In case anyone at all ever read/listened to it I am bringing my website back!

http://www.dontlietokids.net/



Blog and podcast will be up sometime next week. Please keep me and my mission with the site in your prayers.


----------



## ReformedWretch (Jun 28, 2007)

Thanks Trevor!


----------



## eternallifeinchrist (Jun 28, 2007)

Can you explain the title? Is something happening that children are lied to about? Just wondering


----------



## ReformedWretch (Jun 28, 2007)

I had a long post explaining the name of the site some time ago. To sum it up, basically there are those in the childcare profession who believe that keeping the truth about things (different things depending on the situation) from kids is acceptable if it makes working with them easier.

A BIG one for example-

Many childcare staff would never (and never do) treat their personal children the way they treat the children they care for that are not their personal kids. They claim that it's for the kids in care "good". That is a lie. The reason it happens is simply because it would be too difficult to treat children in care as if they were your own. It IS difficult to do that, but my wife and I try with all of our might to do just that and when we can't we tell the kids why we can't..truthfully!


----------



## govols (Jun 29, 2007)

But seriously, who is that "wise guy" (ynuck - ynuck) that never smiles in the pictures?


----------



## govols (Jun 29, 2007)

trevorjohnson said:


> Woohooo... thank God for Christians who help these kids! Keep up the work buddy!


----------



## Richard King (Jun 29, 2007)

Your website? 
Oh thank goodness. 
By the title I was afraid this had something to do with that recent Justin Timberlake song.


----------



## Ravens (Jun 29, 2007)

> By the title I was afraid this had something to do with that recent Justin Timberlake song.


----------



## ReformedWretch (Jun 29, 2007)

So you're saying that hasn't already been brought?


----------



## ReformedWretch (Jun 29, 2007)

trevorjohnson said:


> HEY!!!! Yes, that's right.....you never do smile in any of the pics! What's up with that?
> 
> 
> Here's a few examples:  and sometimes



Kacey here smiles enough for 10 people


----------



## blhowes (Jun 29, 2007)

houseparent said:


> In case anyone at all ever read/listened to it I am bringing my website back!
> 
> http://www.dontlietokids.net/


Glad to hear you'll be up and running soon. 
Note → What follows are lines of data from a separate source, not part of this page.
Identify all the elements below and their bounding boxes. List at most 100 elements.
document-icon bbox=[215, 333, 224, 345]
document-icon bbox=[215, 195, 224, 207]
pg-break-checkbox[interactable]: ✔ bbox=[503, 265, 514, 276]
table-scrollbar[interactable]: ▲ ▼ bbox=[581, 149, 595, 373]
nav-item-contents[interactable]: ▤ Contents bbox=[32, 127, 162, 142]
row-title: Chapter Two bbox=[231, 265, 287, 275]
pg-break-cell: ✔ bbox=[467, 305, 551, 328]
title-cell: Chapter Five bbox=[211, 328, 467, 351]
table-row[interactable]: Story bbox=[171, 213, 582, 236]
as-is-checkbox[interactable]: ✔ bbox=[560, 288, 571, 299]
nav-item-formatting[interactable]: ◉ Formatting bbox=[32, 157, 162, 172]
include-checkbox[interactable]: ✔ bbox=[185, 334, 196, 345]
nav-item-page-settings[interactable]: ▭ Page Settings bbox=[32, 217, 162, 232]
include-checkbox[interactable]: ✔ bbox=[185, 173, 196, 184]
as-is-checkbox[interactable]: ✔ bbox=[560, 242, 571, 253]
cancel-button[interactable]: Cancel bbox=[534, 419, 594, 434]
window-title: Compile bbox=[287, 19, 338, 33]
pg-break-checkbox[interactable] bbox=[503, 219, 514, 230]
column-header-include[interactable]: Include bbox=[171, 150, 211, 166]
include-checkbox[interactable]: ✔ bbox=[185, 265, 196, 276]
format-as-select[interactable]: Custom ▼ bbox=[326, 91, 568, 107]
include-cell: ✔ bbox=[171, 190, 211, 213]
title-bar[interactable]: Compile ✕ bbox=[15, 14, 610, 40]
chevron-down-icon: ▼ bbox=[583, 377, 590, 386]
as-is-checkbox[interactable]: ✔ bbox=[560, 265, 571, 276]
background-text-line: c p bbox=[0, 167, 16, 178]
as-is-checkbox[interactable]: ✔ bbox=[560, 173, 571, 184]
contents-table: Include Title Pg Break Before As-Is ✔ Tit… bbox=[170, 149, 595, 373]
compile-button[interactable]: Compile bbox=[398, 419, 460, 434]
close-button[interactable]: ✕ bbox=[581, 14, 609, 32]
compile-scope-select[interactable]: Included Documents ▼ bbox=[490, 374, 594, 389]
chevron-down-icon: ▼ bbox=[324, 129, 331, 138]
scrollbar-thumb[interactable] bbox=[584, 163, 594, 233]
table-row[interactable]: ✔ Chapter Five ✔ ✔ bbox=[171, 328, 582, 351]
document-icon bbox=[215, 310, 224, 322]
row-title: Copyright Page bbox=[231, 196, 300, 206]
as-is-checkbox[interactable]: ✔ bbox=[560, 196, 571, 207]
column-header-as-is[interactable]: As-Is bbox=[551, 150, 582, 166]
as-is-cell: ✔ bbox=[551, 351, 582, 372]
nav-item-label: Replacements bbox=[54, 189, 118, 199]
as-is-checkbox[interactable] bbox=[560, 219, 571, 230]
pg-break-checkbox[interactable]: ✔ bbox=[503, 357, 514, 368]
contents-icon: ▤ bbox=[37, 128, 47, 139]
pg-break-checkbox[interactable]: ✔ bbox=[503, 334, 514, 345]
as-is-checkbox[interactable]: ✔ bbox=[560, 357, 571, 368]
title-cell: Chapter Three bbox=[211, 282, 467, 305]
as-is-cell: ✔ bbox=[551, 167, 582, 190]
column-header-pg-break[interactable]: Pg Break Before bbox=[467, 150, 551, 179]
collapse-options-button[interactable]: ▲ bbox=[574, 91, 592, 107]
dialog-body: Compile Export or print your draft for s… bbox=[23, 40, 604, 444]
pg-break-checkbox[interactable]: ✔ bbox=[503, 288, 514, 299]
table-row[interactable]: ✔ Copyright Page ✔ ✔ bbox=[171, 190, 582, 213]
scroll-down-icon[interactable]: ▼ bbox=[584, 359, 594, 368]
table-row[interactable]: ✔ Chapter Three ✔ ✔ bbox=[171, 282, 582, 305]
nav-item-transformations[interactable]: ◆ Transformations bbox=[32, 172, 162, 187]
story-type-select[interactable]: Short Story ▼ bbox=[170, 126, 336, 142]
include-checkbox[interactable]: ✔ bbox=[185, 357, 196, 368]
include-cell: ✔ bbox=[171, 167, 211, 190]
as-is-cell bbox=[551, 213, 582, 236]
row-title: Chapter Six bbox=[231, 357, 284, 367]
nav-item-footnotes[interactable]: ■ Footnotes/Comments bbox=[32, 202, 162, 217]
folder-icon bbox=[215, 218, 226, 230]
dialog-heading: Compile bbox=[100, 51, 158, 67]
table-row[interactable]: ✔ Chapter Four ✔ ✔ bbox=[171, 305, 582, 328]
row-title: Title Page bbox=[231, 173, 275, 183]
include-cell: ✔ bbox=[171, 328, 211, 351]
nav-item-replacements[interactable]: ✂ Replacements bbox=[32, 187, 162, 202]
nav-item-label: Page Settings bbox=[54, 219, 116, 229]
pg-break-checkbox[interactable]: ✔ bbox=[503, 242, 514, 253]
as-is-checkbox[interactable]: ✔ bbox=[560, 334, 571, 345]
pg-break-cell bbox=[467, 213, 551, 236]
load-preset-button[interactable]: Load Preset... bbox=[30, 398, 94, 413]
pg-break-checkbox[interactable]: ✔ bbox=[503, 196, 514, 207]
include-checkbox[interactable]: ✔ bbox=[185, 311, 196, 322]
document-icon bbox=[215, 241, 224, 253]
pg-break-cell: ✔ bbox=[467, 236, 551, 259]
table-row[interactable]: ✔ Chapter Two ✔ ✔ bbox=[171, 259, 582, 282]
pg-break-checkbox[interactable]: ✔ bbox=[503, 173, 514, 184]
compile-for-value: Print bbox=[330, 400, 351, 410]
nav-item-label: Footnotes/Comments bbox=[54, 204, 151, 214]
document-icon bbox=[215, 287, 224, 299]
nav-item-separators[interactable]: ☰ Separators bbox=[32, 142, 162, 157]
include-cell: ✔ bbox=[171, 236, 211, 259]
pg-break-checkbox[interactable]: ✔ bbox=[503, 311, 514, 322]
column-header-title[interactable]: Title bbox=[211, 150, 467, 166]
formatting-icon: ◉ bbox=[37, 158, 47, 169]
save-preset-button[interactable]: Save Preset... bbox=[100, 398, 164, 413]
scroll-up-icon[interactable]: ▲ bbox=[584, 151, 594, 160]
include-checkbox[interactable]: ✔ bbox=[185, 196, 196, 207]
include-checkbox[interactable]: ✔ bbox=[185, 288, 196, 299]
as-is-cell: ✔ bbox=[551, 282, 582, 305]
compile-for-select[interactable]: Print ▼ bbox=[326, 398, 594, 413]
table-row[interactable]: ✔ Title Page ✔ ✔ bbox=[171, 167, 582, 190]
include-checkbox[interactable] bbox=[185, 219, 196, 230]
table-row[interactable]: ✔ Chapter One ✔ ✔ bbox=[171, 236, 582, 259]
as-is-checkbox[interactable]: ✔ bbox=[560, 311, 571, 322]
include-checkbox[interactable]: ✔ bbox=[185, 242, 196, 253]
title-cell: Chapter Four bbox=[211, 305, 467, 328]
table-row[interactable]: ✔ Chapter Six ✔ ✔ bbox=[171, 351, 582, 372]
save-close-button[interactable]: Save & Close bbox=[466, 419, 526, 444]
Adam, you're into lifting weights, body building, etc., so maybe you can answer a question for me. I've always heard it said that it takes more muscles to frown than it does to smile. Is that true?


----------



## ReformedWretch (Jun 29, 2007)

YEP! I work out 24/7


----------



## blhowes (Jun 29, 2007)

houseparent said:


> YEP! I work out 24/7


----------